Hi. Any update on this? Does anyone know if this is a CUPS issue, or a system-config-printer issue, or something else? If it is a CUPS issue, shall I try to file a bug report with the CUPS folks?
system-config-printer is certainly not involved. It seems more like a gnutls issue, as that is what cupsd is using.
> The Fedora 10 client would not accept https:// in the URI, so I used ipp:// and > http:// hoping that it would realize that it had to use SSL, but I don't think > it did. Tim, I don't think this is a gnutls issue. It looks like he was not able to configure the SSL on the client at all so gnutls did not get involved. Darren, if you do 'gnutls-cli -p 8443 192.168.22.150', are you able to connect? What do you get as output?
Tomas, the message from the server, "A record packet with illegal version was received.", comes from gnutls. CUPS automatically detects SSL connections, so ipp://... is the correct URI form to use.

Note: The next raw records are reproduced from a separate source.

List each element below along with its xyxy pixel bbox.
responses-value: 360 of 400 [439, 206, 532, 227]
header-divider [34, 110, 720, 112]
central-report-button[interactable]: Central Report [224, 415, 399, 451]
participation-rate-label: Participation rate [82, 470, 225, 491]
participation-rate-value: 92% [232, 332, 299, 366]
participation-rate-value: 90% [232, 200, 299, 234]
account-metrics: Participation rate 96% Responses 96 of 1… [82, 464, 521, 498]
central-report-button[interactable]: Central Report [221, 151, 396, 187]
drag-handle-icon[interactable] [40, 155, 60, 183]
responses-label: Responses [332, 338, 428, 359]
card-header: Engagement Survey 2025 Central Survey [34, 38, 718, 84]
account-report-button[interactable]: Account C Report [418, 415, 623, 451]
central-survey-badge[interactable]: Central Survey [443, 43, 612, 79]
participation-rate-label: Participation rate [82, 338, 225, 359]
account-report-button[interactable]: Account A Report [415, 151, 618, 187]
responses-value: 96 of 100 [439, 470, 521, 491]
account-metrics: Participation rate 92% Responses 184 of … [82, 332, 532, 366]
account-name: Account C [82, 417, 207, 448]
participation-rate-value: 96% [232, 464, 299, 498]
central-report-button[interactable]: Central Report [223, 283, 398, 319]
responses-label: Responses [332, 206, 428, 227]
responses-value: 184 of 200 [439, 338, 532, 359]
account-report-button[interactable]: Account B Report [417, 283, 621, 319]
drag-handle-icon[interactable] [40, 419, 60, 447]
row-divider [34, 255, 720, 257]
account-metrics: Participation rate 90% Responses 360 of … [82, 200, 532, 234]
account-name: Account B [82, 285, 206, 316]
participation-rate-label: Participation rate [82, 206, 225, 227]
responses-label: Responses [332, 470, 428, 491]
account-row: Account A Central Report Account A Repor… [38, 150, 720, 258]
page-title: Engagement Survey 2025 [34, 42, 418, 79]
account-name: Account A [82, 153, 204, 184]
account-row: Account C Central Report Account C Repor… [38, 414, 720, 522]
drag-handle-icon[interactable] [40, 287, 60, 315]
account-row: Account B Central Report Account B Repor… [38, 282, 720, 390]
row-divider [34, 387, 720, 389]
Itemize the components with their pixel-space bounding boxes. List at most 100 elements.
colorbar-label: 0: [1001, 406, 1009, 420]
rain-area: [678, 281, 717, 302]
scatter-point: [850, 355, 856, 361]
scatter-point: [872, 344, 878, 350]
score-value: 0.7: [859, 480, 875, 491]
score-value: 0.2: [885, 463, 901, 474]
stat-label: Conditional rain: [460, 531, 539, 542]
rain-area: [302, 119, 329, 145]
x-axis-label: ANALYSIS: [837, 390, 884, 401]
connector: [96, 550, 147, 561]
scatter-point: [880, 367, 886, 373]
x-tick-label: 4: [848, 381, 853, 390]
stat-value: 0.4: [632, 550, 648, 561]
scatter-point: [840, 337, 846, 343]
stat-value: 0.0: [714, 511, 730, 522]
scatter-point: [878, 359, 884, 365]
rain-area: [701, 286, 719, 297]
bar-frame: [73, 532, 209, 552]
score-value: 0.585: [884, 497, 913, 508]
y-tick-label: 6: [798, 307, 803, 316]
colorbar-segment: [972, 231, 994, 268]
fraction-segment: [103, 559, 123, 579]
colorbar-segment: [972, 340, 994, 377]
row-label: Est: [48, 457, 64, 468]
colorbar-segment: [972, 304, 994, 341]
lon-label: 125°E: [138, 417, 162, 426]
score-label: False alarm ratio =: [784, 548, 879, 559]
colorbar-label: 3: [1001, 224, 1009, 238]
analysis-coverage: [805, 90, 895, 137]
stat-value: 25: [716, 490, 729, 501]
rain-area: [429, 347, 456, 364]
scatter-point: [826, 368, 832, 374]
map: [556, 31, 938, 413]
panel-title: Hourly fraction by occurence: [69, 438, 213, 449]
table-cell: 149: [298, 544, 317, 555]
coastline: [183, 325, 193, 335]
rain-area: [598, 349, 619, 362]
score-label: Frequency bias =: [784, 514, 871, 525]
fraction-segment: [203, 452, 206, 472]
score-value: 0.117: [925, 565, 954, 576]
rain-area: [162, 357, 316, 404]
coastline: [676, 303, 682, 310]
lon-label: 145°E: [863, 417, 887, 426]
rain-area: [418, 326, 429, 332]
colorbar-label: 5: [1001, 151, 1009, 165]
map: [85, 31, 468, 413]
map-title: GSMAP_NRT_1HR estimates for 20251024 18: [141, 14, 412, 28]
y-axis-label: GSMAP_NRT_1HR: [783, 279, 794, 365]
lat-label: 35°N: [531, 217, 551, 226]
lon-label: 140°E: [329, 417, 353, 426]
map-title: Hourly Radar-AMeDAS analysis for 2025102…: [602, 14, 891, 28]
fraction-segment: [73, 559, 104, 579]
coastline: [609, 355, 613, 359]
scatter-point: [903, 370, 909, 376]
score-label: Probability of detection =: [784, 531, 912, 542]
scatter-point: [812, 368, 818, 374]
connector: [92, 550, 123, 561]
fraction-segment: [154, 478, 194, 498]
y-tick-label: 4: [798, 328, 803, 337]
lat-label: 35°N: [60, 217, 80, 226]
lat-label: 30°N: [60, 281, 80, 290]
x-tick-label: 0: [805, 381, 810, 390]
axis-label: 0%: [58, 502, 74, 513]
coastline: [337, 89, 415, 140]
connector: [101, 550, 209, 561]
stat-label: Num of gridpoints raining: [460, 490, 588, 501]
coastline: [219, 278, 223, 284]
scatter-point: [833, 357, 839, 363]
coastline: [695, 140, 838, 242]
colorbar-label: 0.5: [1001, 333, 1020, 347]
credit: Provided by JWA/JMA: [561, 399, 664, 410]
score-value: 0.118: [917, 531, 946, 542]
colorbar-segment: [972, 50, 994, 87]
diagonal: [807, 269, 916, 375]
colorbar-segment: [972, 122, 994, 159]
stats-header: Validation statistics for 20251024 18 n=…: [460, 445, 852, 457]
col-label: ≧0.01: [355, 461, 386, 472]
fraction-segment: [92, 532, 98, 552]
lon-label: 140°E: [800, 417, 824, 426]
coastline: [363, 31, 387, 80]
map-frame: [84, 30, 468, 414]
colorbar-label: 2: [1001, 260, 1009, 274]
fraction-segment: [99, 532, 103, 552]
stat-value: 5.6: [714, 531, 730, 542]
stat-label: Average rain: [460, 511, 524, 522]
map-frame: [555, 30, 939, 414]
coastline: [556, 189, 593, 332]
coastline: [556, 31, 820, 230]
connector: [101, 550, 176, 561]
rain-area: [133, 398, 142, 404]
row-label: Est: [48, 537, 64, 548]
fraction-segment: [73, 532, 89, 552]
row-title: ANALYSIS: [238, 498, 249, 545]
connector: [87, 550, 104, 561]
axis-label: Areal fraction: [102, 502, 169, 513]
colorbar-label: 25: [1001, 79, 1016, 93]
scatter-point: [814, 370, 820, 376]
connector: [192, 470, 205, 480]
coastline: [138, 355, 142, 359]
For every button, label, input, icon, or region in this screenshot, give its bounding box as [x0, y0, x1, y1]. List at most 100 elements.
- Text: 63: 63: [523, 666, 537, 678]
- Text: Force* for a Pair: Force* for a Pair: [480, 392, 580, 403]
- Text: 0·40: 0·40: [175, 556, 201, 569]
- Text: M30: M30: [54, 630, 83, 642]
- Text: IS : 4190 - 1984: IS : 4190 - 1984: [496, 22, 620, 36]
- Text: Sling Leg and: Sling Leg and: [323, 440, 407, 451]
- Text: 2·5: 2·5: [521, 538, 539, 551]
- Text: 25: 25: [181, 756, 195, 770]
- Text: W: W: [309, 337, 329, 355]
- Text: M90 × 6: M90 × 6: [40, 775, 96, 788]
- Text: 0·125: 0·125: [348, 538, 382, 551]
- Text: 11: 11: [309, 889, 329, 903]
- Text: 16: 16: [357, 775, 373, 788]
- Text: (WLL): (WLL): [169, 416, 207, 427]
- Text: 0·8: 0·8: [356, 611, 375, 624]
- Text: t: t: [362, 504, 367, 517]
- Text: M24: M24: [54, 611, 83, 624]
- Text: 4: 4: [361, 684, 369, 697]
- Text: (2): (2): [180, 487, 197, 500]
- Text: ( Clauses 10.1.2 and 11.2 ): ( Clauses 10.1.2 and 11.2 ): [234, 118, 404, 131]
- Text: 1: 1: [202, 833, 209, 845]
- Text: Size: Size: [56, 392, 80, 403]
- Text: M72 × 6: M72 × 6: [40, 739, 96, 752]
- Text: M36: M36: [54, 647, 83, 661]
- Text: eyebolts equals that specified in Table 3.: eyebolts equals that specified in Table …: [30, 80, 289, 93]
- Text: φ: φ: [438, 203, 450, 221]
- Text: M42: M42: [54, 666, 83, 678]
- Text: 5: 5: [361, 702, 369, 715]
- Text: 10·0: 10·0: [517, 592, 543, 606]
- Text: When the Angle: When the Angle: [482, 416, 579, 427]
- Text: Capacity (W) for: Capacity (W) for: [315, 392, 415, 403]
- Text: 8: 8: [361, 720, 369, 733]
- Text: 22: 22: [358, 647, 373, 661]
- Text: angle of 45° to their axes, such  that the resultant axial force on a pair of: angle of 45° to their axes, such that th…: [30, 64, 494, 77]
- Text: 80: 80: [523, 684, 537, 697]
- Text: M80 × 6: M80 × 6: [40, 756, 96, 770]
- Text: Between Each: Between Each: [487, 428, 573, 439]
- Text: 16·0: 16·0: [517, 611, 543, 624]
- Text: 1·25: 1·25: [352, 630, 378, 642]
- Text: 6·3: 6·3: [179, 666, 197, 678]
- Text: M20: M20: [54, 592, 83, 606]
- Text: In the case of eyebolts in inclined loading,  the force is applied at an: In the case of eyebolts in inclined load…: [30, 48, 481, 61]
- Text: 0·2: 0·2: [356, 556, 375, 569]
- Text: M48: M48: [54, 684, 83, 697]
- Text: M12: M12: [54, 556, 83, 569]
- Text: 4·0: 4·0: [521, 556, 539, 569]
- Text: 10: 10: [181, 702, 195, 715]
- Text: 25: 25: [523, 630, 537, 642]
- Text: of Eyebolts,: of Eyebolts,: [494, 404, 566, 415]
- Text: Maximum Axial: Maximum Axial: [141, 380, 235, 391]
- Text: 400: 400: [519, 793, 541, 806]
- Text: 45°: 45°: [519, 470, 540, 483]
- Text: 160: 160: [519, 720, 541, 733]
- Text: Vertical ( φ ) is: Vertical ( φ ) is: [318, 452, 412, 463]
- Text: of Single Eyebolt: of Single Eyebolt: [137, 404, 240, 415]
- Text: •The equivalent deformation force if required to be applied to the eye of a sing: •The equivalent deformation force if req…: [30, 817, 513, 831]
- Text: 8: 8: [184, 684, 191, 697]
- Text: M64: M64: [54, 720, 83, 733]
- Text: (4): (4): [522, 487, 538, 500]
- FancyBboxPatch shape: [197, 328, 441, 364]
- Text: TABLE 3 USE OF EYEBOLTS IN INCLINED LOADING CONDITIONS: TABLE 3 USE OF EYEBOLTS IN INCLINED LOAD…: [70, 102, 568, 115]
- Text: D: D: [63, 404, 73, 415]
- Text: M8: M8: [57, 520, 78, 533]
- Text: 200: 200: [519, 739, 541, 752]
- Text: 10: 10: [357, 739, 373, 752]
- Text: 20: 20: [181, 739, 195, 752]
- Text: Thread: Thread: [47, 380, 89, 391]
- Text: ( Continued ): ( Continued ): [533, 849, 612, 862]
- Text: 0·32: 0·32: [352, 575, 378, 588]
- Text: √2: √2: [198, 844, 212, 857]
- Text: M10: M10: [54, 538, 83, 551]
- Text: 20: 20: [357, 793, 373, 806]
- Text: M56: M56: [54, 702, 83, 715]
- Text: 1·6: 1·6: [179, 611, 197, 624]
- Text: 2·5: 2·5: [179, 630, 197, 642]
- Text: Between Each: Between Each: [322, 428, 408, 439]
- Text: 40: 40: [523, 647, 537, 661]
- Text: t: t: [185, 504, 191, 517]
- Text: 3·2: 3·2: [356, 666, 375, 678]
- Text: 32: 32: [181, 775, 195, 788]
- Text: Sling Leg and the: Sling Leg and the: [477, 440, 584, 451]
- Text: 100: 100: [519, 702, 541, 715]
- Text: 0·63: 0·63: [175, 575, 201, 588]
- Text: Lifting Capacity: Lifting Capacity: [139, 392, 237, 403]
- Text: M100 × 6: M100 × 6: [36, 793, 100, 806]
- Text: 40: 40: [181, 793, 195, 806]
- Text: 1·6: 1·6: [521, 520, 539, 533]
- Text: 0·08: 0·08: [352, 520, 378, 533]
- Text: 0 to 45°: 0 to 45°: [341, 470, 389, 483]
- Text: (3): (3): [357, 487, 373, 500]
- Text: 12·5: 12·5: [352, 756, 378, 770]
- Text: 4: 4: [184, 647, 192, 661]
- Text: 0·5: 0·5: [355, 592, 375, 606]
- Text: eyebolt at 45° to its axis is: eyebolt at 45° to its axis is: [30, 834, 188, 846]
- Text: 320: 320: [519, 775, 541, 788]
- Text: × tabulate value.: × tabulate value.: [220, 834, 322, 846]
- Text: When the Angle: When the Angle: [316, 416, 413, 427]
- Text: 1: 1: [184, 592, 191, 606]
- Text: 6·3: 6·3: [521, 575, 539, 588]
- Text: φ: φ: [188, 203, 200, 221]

OK, problem understood now. So normally the SSL port is 443, and libcups has special handling in that case to always start out with an SSL connection. Additionally, on the normal IPP port (631), cupsd has special handling to request that the client upgrade to an encrypted connection over the same port. Neither of these things were happening because (a) the port was 8443 not 443, and (b) the client was connecting to an SSL-only port. The reason system-config-printer was rejecting 'https://...'-type URIs is that cupsd is, and the simple reason for that is a missing https -> ipp symlink. (The ipp backend spots when it is being invoked as https and always encrypts in that case.) Filed upstream.
This will be fixed when 1.1.x (currently in rawhide) is backported to Fedora 10.
Incidentally, you should be able to use a URI of the form: ipp://...?encryption=always to achieve the same effect.
Closing, as there is an easy work-around for Fedora 10 and Fedora 11 already contains the fix.